If you find the work in this publication useful, the highest compliment you can pay it is to do something similar on a question you care about. The author would rather see ten attempts of this kind on different policy questions, half of them flawed and improving over time, than have this single publication treated as a finished thing.
If you find the work flawed — and it is, in places, real flaws have been named openly across the publication — the second-highest compliment is to engage with it specifically. Tell the author what is wrong. The work is published under CC BY-NC. The author would rather be corrected than carry the errors forward.
If you find the production interesting — the eight hours, the four AI tools, the four weeks of practice that sat behind those eight hours — the right move is not to share it as proof of what AI can do, because that is not what it proves. It proves what one curious citizen, working with AI tools and a goal, can do on one question over eight hours of focused effort, after four weeks of accumulated practice with the same tools across very different work. Whether that scales to other questions, other people, and other goals is the genuinely interesting question, and the only way to find out is for more people to try.
If you find The Many Builders interesting — and you should visit it — the right move is to look. The bear has made a page. Type a name. Then go and dig.
The author's actual view
The substantive view on the IHT question is in the principle piece and the timing piece: the principle of the reform is right, the strongest objection that lands is about the timing rather than the amount, and a realisation-based design would deliver the same fairness with fewer of the side effects critics worry about most. That is the publication's position on the IHT question.
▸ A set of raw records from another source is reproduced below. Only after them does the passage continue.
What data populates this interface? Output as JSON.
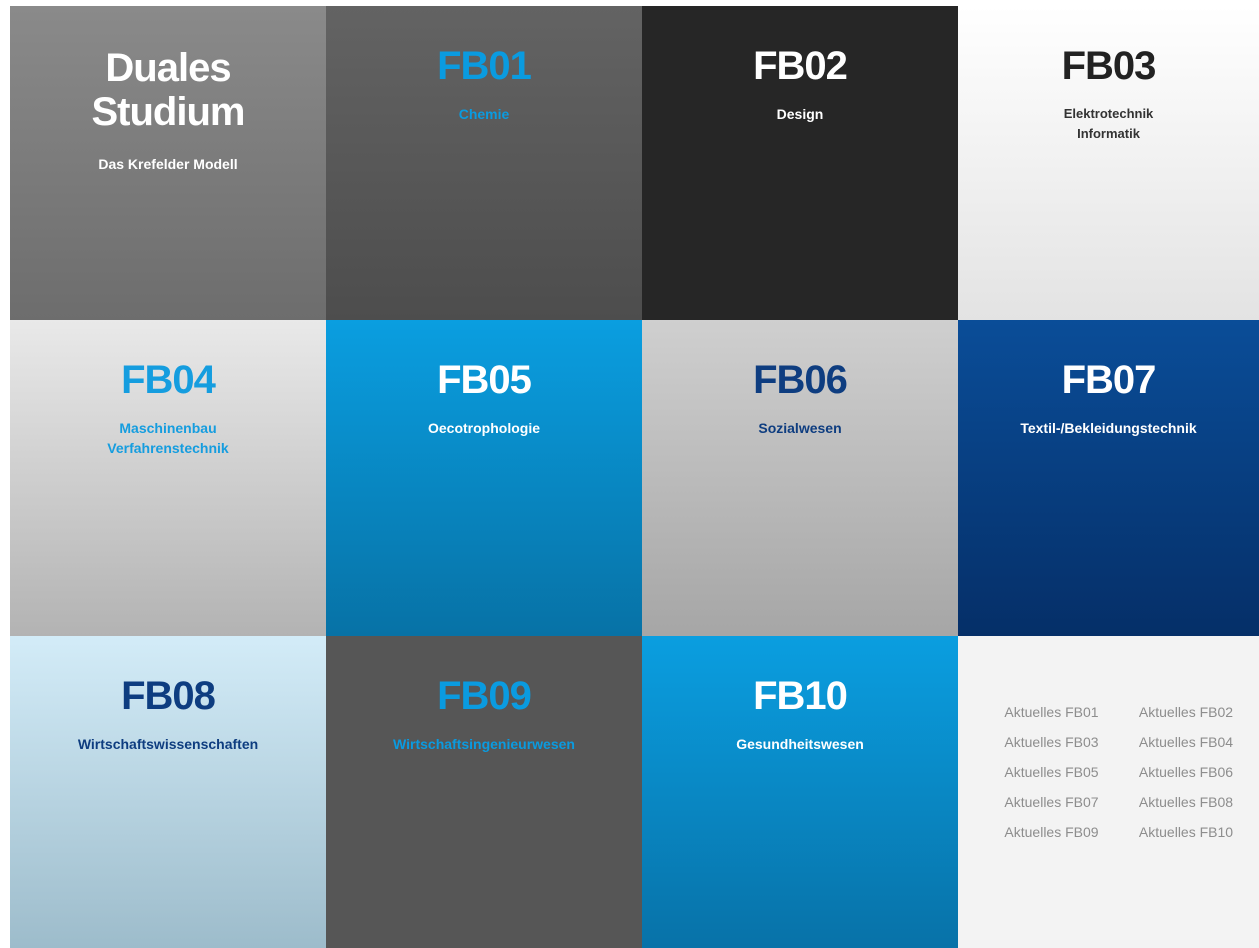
{
  "intro": {
    "title_line1": "Duales",
    "title_line2": "Studium",
    "subtitle": "Das Krefelder Modell"
  },
  "tiles": [
    {
      "code": "FB01",
      "lines": [
        "Chemie"
      ]
    },
    {
      "code": "FB02",
      "lines": [
        "Design"
      ]
    },
    {
      "code": "FB03",
      "lines": [
        "Elektrotechnik",
        "Informatik"
      ]
    },
    {
      "code": "FB04",
      "lines": [
        "Maschinenbau",
        "Verfahrenstechnik"
      ]
    },
    {
      "code": "FB05",
      "lines": [
        "Oecotrophologie"
      ]
    },
    {
      "code": "FB06",
      "lines": [
        "Sozialwesen"
      ]
    },
    {
      "code": "FB07",
      "lines": [
        "Textil-/Bekleidungstechnik"
      ]
    },
    {
      "code": "FB08",
      "lines": [
        "Wirtschaftswissenschaften"
      ]
    },
    {
      "code": "FB09",
      "lines": [
        "Wirtschaftsingenieurwesen"
      ]
    },
    {
      "code": "FB10",
      "lines": [
        "Gesundheitswesen"
      ]
    }
  ],
  "news": [
    "Aktuelles FB01",
    "Aktuelles FB02",
    "Aktuelles FB03",
    "Aktuelles FB04",
    "Aktuelles FB05",
    "Aktuelles FB06",
    "Aktuelles FB07",
    "Aktuelles FB08",
    "Aktuelles FB09",
    "Aktuelles FB10"
  ]
}
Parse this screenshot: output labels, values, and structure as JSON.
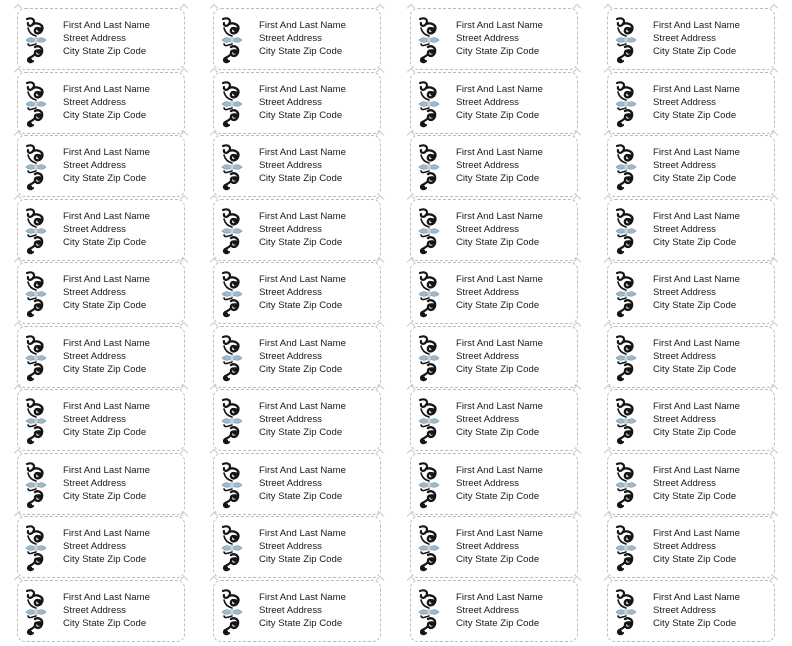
{
  "document": {
    "type": "address-label-sheet",
    "columns": 4,
    "rows": 10
  },
  "label_template": {
    "ornament_icon": "scroll-flourish-ornament",
    "line1": "First And Last Name",
    "line2": "Street Address",
    "line3": "City State Zip Code"
  },
  "colors": {
    "ornament_dark": "#151515",
    "ornament_accent": "#9fb9c9",
    "border": "#b9bcc4",
    "text": "#1a1a1a"
  },
  "labels": [
    {
      "line1": "First And Last Name",
      "line2": "Street Address",
      "line3": "City State Zip Code"
    },
    {
      "line1": "First And Last Name",
      "line2": "Street Address",
      "line3": "City State Zip Code"
    },
    {
      "line1": "First And Last Name",
      "line2": "Street Address",
      "line3": "City State Zip Code"
    },
    {
      "line1": "First And Last Name",
      "line2": "Street Address",
      "line3": "City State Zip Code"
    },
    {
      "line1": "First And Last Name",
      "line2": "Street Address",
      "line3": "City State Zip Code"
    },
    {
      "line1": "First And Last Name",
      "line2": "Street Address",
      "line3": "City State Zip Code"
    },
    {
      "line1": "First And Last Name",
      "line2": "Street Address",
      "line3": "City State Zip Code"
    },
    {
      "line1": "First And Last Name",
      "line2": "Street Address",
      "line3": "City State Zip Code"
    },
    {
      "line1": "First And Last Name",
      "line2": "Street Address",
      "line3": "City State Zip Code"
    },
    {
      "line1": "First And Last Name",
      "line2": "Street Address",
      "line3": "City State Zip Code"
    },
    {
      "line1": "First And Last Name",
      "line2": "Street Address",
      "line3": "City State Zip Code"
    },
    {
      "line1": "First And Last Name",
      "line2": "Street Address",
      "line3": "City State Zip Code"
    },
    {
      "line1": "First And Last Name",
      "line2": "Street Address",
      "line3": "City State Zip Code"
    },
    {
      "line1": "First And Last Name",
      "line2": "Street Address",
      "line3": "City State Zip Code"
    },
    {
      "line1": "First And Last Name",
      "line2": "Street Address",
      "line3": "City State Zip Code"
    },
    {
      "line1": "First And Last Name",
      "line2": "Street Address",
      "line3": "City State Zip Code"
    },
    {
      "line1": "First And Last Name",
      "line2": "Street Address",
      "line3": "City State Zip Code"
    },
    {
      "line1": "First And Last Name",
      "line2": "Street Address",
      "line3": "City State Zip Code"
    },
    {
      "line1": "First And Last Name",
      "line2": "Street Address",
      "line3": "City State Zip Code"
    },
    {
      "line1": "First And Last Name",
      "line2": "Street Address",
      "line3": "City State Zip Code"
    },
    {
      "line1": "First And Last Name",
      "line2": "Street Address",
      "line3": "City State Zip Code"
    },
    {
      "line1": "First And Last Name",
      "line2": "Street Address",
      "line3": "City State Zip Code"
    },
    {
      "line1": "First And Last Name",
      "line2": "Street Address",
      "line3": "City State Zip Code"
    },
    {
      "line1": "First And Last Name",
      "line2": "Street Address",
      "line3": "City State Zip Code"
    },
    {
      "line1": "First And Last Name",
      "line2": "Street Address",
      "line3": "City State Zip Code"
    },
    {
      "line1": "First And Last Name",
      "line2": "Street Address",
      "line3": "City State Zip Code"
    },
    {
      "line1": "First And Last Name",
      "line2": "Street Address",
      "line3": "City State Zip Code"
    },
    {
      "line1": "First And Last Name",
      "line2": "Street Address",
      "line3": "City State Zip Code"
    },
    {
      "line1": "First And Last Name",
      "line2": "Street Address",
      "line3": "City State Zip Code"
    },
    {
      "line1": "First And Last Name",
      "line2": "Street Address",
      "line3": "City State Zip Code"
    },
    {
      "line1": "First And Last Name",
      "line2": "Street Address",
      "line3": "City State Zip Code"
    },
    {
      "line1": "First And Last Name",
      "line2": "Street Address",
      "line3": "City State Zip Code"
    },
    {
      "line1": "First And Last Name",
      "line2": "Street Address",
      "line3": "City State Zip Code"
    },
    {
      "line1": "First And Last Name",
      "line2": "Street Address",
      "line3": "City State Zip Code"
    },
    {
      "line1": "First And Last Name",
      "line2": "Street Address",
      "line3": "City State Zip Code"
    },
    {
      "line1": "First And Last Name",
      "line2": "Street Address",
      "line3": "City State Zip Code"
    },
    {
      "line1": "First And Last Name",
      "line2": "Street Address",
      "line3": "City State Zip Code"
    },
    {
      "line1": "First And Last Name",
      "line2": "Street Address",
      "line3": "City State Zip Code"
    },
    {
      "line1": "First And Last Name",
      "line2": "Street Address",
      "line3": "City State Zip Code"
    },
    {
      "line1": "First And Last Name",
      "line2": "Street Address",
      "line3": "City State Zip Code"
    }
  ]
}
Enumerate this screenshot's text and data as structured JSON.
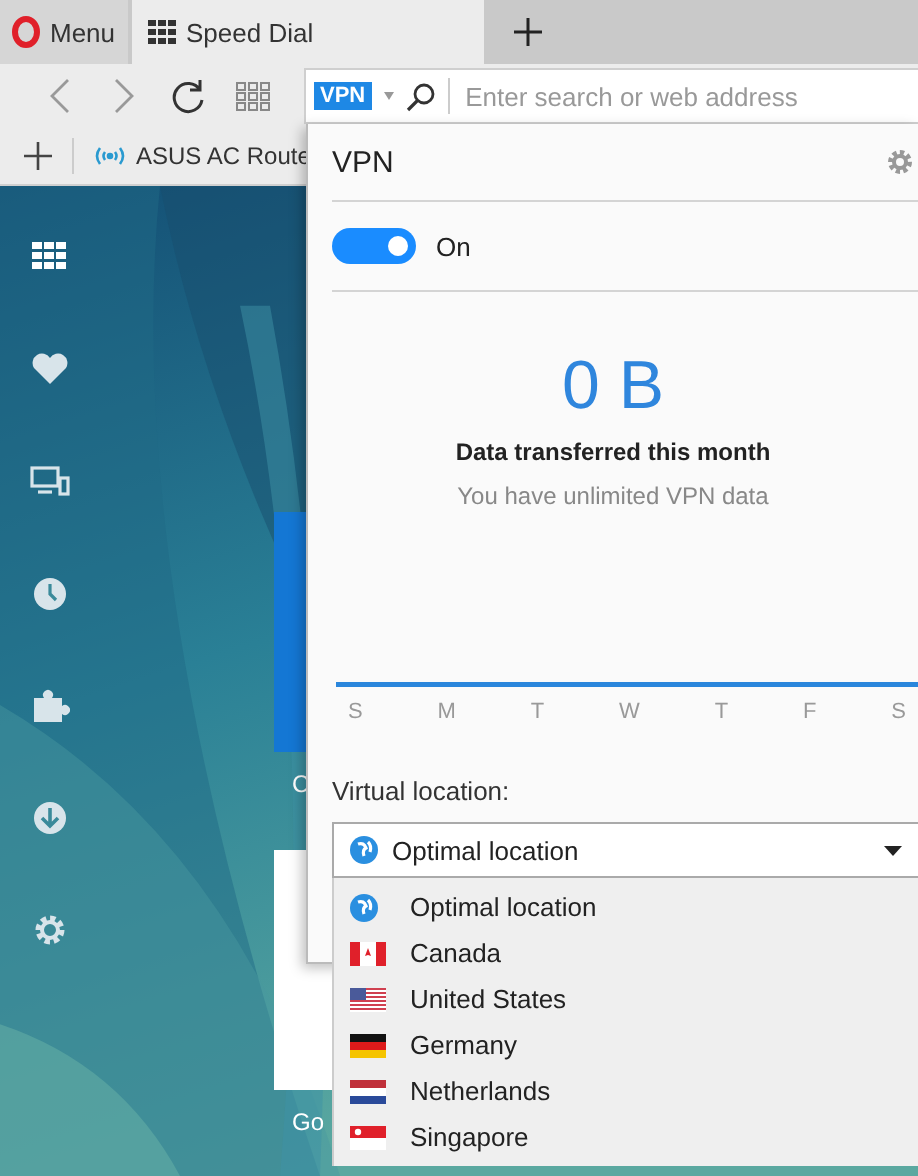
{
  "tabs": [
    {
      "label": "Menu",
      "kind": "menu",
      "selected": false
    },
    {
      "label": "Speed Dial",
      "kind": "page",
      "selected": true
    }
  ],
  "address_bar": {
    "badge": "VPN",
    "placeholder": "Enter search or web address"
  },
  "bookmarks": [
    {
      "label": "ASUS AC Route"
    }
  ],
  "speed_dial": [
    {
      "kind": "blue",
      "caption": "C"
    },
    {
      "kind": "white",
      "caption": "Go"
    }
  ],
  "vpn_popup": {
    "title": "VPN",
    "toggle": {
      "label": "On",
      "on": true
    },
    "data_amount": "0 B",
    "data_caption": "Data transferred this month",
    "data_note": "You have unlimited VPN data",
    "week_days": [
      "S",
      "M",
      "T",
      "W",
      "T",
      "F",
      "S"
    ],
    "location_label": "Virtual location:",
    "location_select": {
      "value": "Optimal location",
      "kind": "optimal",
      "expanded": true
    },
    "locations": [
      {
        "name": "Optimal location",
        "kind": "optimal"
      },
      {
        "name": "Canada",
        "kind": "ca"
      },
      {
        "name": "United States",
        "kind": "us"
      },
      {
        "name": "Germany",
        "kind": "de"
      },
      {
        "name": "Netherlands",
        "kind": "nl"
      },
      {
        "name": "Singapore",
        "kind": "sg"
      }
    ]
  }
}
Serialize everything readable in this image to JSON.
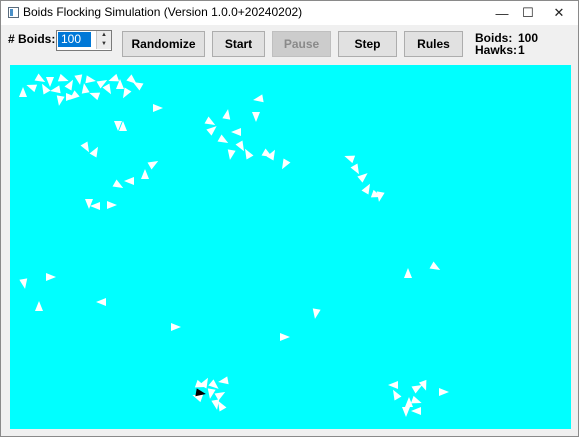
{
  "window": {
    "title": "Boids Flocking Simulation  (Version 1.0.0+20240202)",
    "controls": {
      "minimize": "—",
      "maximize": "☐",
      "close": "✕"
    }
  },
  "toolbar": {
    "boids_count_label": "# Boids:",
    "boids_count_value": "100",
    "randomize_label": "Randomize",
    "start_label": "Start",
    "pause_label": "Pause",
    "step_label": "Step",
    "rules_label": "Rules"
  },
  "stats": {
    "boids_label": "Boids:",
    "boids_value": "100",
    "hawks_label": "Hawks:",
    "hawks_value": "1"
  },
  "colors": {
    "canvas": "#00ffff",
    "boid": "#ffffff",
    "hawk": "#000000",
    "selection": "#0078d7"
  },
  "icons": {
    "spin_up": "▲",
    "spin_down": "▼"
  }
}
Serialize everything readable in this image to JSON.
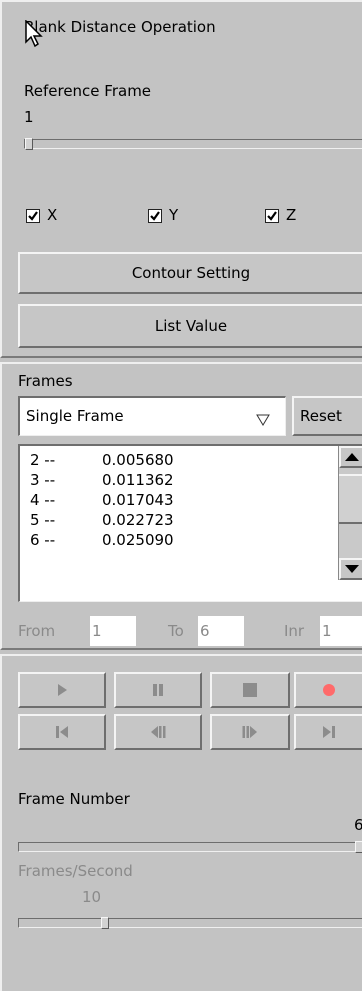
{
  "blank": {
    "title": "Blank Distance Operation",
    "ref_label": "Reference Frame",
    "ref_value": "1",
    "ref_level": 0,
    "checks": [
      {
        "label": "X",
        "checked": true
      },
      {
        "label": "Y",
        "checked": true
      },
      {
        "label": "Z",
        "checked": true
      }
    ],
    "contour_button": "Contour Setting",
    "list_button": "List Value"
  },
  "frames": {
    "title": "Frames",
    "mode": "Single Frame",
    "reset": "Reset",
    "rows": [
      {
        "idx": "2 --",
        "val": "0.005680"
      },
      {
        "idx": "3 --",
        "val": "0.011362"
      },
      {
        "idx": "4 --",
        "val": "0.017043"
      },
      {
        "idx": "5 --",
        "val": "0.022723"
      },
      {
        "idx": "6 --",
        "val": "0.025090"
      }
    ],
    "from_label": "From",
    "from_value": "1",
    "to_label": "To",
    "to_value": "6",
    "inr_label": "Inr",
    "inr_value": "1"
  },
  "player": {
    "frame_number_label": "Frame Number",
    "frame_number_value": "6",
    "frame_level": 1,
    "fps_label": "Frames/Second",
    "fps_value": "10",
    "record_color": "#ff6a6a"
  }
}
The meta view is the one this page exists to surface, and it is bigger than the IHT question. AI tools have moved the threshold for what a curious citizen with sustained attention can produce — across registers, across formats, across questions, across creative ambition. The implications for the relationship between citizens, governments, the public conversation, and the tools that shape both are larger than the implications for any single tax reform. The IHT analysis is one demonstration. The Many Builders is another, and a stranger one. The trilogy is another. The bear books are another. The author thinks the bigger story is going to be a major part of the public conversation over the next several years, and would rather be a specific set of examples than one more voice talking about it abstractly.
The practice is not finished. Other questions deserve this kind of treatment. Some of them are coming. The author's hope is that other people will do the same on questions he cannot, and that the cumulative effect will be a richer public conversation about the world we are actually building than the current debate produces.
If you are reading this, you are part of how that turns out.
Two corrections logged on the corrections page: the workflow-honesty correction (1 May 2026) replacing earlier "architect" framing; the same-workflow / twelve-hours correction (1 May 2026) replacing the "twelve hours elapsed" framing with the eight-hours-of-real-work figure and naming the variation in intensity across the four weeks.